The Hardware Interface
We used PICKit3 to interface to our boards. This is the one thing that you need to buy. The PICKit3 is a small, fairly inexpensive tool which plugs one end into a USB port on your computer and the other end into your circuit board. Check the Microchip website for the latest tool - they may have a newer version by now. You need something that will program the two microcontrollers we use, the PIC16F1827 and the PIC12F1822.

MPLAB X IDE
Microchip has created a comprehensive IDE (Integrated Development Environment) and give it away for free. An IDE is a program that takes everything you need to program a microcontroller and ties it up into a neat package.
The latest at the time of writing is MPLAB X IDE version 2.

Compiler
Different compilers are available for the PIC microcontrollers. I have only seen C compilers. You need to pick one based on the following:

1. What code are you compiling? If you are starting from scratch then this doesn't matter. If you are using one of the examples available for download here then you need to check which compiler it was written for (should be in the readme file). Code can be adapted from one compiler to another, but it is easier to stick with the same one.
2. How much do you want to pay? Free compilers are out there, usually stripped-down versions of paid-for compilers. The free versions don't produce as efficient code, but you probably don't need efficient code for this project.

Code
You can either start writing from scratch, or go along to the "files" page and find yourself some code. There are separate projects for the BMS Master and Module boards. Download a zip file, extract it and look through the readme file to see whether it does what you need.
At a minimum you will need to alter the voltage setpoints to suit your battery pack. You may also need to alter the values for the charger operation. And you will want to add some of your own features of course!

Putting it all Together
Here is an example of what I did. You may decide to use different tools.

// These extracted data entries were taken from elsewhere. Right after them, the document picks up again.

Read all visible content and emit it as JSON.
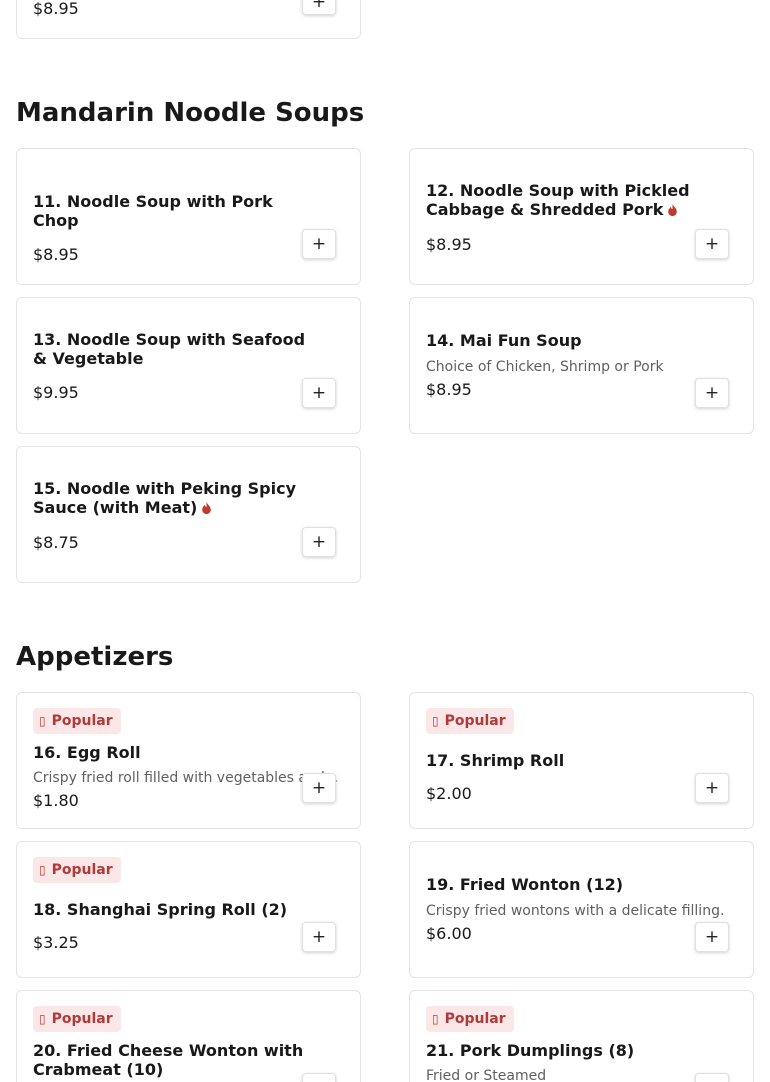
{
  "top_partial": {
    "price": "$8.95"
  },
  "sections": {
    "noodle_soups": {
      "title": "Mandarin Noodle Soups",
      "items": [
        {
          "name": "11. Noodle Soup with Pork Chop",
          "price": "$8.95"
        },
        {
          "name": "12. Noodle Soup with Pickled Cabbage & Shredded Pork",
          "price": "$8.95",
          "spicy": true
        },
        {
          "name": "13. Noodle Soup with Seafood & Vegetable",
          "price": "$9.95"
        },
        {
          "name": "14. Mai Fun Soup",
          "description": "Choice of Chicken, Shrimp or Pork",
          "price": "$8.95"
        },
        {
          "name": "15. Noodle with Peking Spicy Sauce (with Meat)",
          "price": "$8.75",
          "spicy": true
        }
      ]
    },
    "appetizers": {
      "title": "Appetizers",
      "items": [
        {
          "badge": "Popular",
          "name": "16. Egg Roll",
          "description": "Crispy fried roll filled with vegetables and...",
          "price": "$1.80"
        },
        {
          "badge": "Popular",
          "name": "17. Shrimp Roll",
          "price": "$2.00"
        },
        {
          "badge": "Popular",
          "name": "18. Shanghai Spring Roll (2)",
          "price": "$3.25"
        },
        {
          "name": "19. Fried Wonton (12)",
          "description": "Crispy fried wontons with a delicate filling.",
          "price": "$6.00"
        },
        {
          "badge": "Popular",
          "name": "20. Fried Cheese Wonton with Crabmeat (10)"
        },
        {
          "badge": "Popular",
          "name": "21. Pork Dumplings (8)",
          "description": "Fried or Steamed"
        }
      ]
    }
  },
  "add_label": "+",
  "colors": {
    "badge_bg": "#fbe7e7",
    "badge_text": "#b03a3a",
    "spicy": "#c0392b"
  }
}
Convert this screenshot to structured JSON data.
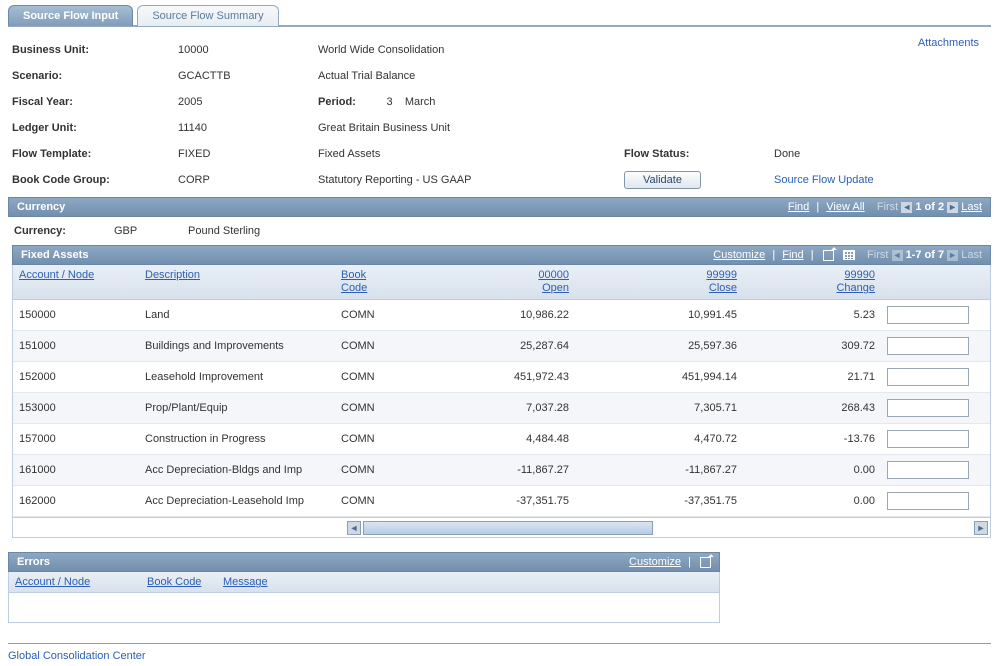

1. Build a PCB (either Master or Module) as per that page in this Wiki.
2. Buy a PICKit3.
3. Download MPLAB X from the Microchip website. I am using Linux, and there is a Linux version on the website which works nicely.
4. Download a compiler - I chose the free version of XC8 from Microchip.
5. Download one of the zip files of code from the files page of this project. Extract it to where you want it.
6. MPLAB X Projects are entire directories ending in ".X". Open the project in MPLAB X.
7. Learn how to use MPLAB X! It is quite complicated, but the documentation is good.
8. Plug the PICKit3 into the computer and confirm that MPLAB X identifies it.
9. Power your PCB and plug the PICKit3 into it. You will probably need to make a short cable to help you do this.
10. If all has gone well then you should be able to "run" the code under MPLAB X. This compiles and downloads the code onto the microcontroller. MPLAB X also has some powerful debugging options.

A useful tool for programming lots of Module boards is the "Programmer to Go" mode in the PICKit3. When you choose this option in MPLAB X it will compile your program into the PICKit3. After that, every time you press the button on the PICKit3 it will program (and verify) any connected device. So you can go along with your PICKit3 programming each of the modules at a rate of about one every 15 seconds. You do need to power the PICKit3 for this mode via the USB connector, I found that a phone charger and a long USB cable worked quite nicely.